Gov. Jared Polis proposed Thursday that all public workers in the state form a health care purchasing collaborative to negotiate lower prices with health providers and insurance companies. The proposal would emulate Summit County’s own Peak Health Alliance purchasing collaborative that is set to go live in 2020.
Polis floated the proposal during a legislative workshop in Breckenridge hosted by the Colorado Municipal League.
In emulating the Peak model, the state’s 30,000 public employees would form a single negotiating bloc — as opposed to individuals or employers shopping on their own — to bargain for lower rates from health providers on services.
The bargained rate list would then be put out for insurance companies to bid on, with the expectation of lower premiums with no core services being cut or diminished.
Peak Health Alliance is currently going through that process, having already bargained a price list with Centura Health, owner of St. Anthony Summit Medical Center, and having contracted with insurance companies Rocky Mountain Health Plans and Bright Health.
Tamara Drangstveit, who will be Peak Health’s inaugural executive director and is the outgoing executive director of the Family & Intercultural Resource Center, said that while she is not apprised of Polis’ plans for a statewide collaborative program, she supports the idea.
“Obviously, we’re excited that the state thinks Peak can be a model for other areas in other ways,” Drangstveit said.
Drangstveit said Peak is currently waiting for another lever in the process — approval of the price rates from the state’s division of insurance after they were submitted this past Friday — before being able to confirm the cost savings for Summit consumers.
Drangstveit said that the Division of Insurance will formally release the rates for 2020 sometime in mid-August to early September, which will bring clarity to exactly how much Peak customers will be able to save.
“We’re really optimistic that, once we know how the rate filings from Division of Insurance pan out, those rates will bring real relief to residents of Summit County,” Drangstveit said.
The Peak Health Alliance was formed by Drangstveit and other Summit County community leaders as a response to soaring health care premiums on the Western Slope.
Data released through transparency requirements from the Affordable Care Act showed that Summit households at 400% of the federal poverty level are spending 30% to 40% of their income on medical costs. Individual consumers saw their premiums double between 2015 and 2019.
In early 2018, Drangstveit and the group that eventually founded Peak Health Alliance met with then-interim and current state insurance commissioner Michael Conway.
Conway explained the various reasons why premiums were so high on the Western Slope. There was market instability in the wake of the implementation of the Affordable Care Act, as well as unintended consequences of a geographical region-based insurance system.
But most of all, Conway said, the problem was prices. Few providers meant less competition, which means less leverage for consumers.

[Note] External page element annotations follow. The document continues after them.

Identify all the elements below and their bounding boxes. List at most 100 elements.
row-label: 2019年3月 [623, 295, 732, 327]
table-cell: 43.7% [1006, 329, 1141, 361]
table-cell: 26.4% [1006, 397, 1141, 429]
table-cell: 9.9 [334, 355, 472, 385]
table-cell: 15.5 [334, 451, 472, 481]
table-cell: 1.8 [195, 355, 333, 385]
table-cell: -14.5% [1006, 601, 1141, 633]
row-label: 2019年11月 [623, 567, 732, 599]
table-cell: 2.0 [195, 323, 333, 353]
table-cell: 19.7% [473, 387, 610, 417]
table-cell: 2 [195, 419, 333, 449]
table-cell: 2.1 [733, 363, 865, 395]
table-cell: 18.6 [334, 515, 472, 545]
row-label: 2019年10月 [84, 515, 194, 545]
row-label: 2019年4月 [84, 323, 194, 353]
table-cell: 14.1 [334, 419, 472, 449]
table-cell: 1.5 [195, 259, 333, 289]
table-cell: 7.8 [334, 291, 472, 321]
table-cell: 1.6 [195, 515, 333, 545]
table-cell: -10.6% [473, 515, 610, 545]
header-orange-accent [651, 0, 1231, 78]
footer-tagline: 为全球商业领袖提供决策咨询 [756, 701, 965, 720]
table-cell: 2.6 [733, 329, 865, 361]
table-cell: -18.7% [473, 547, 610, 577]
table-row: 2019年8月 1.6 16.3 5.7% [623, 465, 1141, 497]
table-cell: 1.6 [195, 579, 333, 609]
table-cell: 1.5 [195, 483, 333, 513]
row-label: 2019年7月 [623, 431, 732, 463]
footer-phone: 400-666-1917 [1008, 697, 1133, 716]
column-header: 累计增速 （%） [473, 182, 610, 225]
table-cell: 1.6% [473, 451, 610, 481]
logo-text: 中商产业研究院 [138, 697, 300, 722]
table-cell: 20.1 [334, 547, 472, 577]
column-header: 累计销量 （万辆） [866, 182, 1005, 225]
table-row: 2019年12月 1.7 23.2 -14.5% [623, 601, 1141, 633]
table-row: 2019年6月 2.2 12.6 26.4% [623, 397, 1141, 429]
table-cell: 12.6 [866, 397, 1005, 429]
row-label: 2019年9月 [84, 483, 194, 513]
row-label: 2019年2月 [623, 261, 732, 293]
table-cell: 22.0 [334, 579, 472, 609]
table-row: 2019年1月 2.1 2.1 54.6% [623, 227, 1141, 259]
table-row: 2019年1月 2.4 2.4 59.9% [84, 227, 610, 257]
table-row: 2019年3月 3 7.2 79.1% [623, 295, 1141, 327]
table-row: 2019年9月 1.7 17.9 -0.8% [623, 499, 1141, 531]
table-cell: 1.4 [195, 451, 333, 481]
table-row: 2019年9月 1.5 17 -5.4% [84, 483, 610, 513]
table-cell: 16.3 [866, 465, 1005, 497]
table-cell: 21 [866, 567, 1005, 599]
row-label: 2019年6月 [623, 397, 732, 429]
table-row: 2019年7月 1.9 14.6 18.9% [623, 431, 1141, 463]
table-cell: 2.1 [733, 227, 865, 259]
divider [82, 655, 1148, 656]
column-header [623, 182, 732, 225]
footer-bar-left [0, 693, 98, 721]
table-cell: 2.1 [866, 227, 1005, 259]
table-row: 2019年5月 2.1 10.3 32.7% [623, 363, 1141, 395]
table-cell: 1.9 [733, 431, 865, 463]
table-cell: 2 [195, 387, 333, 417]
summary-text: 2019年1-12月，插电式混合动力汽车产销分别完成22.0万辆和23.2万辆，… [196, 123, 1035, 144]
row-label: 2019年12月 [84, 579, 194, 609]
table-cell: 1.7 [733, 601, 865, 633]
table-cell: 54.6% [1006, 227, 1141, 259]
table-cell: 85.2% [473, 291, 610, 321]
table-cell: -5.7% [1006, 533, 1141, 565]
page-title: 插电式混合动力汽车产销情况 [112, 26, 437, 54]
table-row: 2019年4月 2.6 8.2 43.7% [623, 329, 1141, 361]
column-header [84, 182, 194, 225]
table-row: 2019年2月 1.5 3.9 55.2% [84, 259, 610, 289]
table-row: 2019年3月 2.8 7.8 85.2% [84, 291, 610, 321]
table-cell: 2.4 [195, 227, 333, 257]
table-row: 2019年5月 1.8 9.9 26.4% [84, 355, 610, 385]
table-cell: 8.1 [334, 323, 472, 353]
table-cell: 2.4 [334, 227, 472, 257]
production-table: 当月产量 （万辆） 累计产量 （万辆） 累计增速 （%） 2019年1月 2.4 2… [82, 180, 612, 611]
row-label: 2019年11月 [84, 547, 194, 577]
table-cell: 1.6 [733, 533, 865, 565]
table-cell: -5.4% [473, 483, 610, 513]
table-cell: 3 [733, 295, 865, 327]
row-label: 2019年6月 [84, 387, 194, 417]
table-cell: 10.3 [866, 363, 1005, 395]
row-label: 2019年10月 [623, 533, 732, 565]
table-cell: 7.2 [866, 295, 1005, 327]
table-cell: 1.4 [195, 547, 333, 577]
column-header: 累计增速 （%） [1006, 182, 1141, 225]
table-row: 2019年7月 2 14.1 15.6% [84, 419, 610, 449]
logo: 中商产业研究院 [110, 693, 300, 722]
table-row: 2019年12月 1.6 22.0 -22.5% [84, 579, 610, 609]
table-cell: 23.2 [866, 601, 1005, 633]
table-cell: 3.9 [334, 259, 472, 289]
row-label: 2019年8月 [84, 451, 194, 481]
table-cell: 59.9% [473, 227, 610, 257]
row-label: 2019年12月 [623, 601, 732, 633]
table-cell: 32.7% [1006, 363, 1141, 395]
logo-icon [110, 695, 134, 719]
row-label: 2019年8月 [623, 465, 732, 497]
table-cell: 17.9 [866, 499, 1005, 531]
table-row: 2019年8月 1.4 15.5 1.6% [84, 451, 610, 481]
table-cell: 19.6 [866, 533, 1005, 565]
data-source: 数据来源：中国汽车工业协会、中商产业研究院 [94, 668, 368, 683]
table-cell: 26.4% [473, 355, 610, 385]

Conway, after reviewing law allowing cooperative purchasing collaboratives, suggested residents in Summit increase their leverage by banding together to bargain with the area’s largest hospital, St. Anthony Summit Medical Center, as well as with health insurers.
Spurred along with legislative changes and elbow work by Drangstveit and community backers including The Summit Foundation, the Peak Health Alliance was formed.
In previous press releases, Peak Health Alliance promised significant savings to Summit residents from what they are currently paying. Along with a health reinsurance program recently passed into law by Gov. Polis, Summit County residents should expect to see some health care cost relief next year.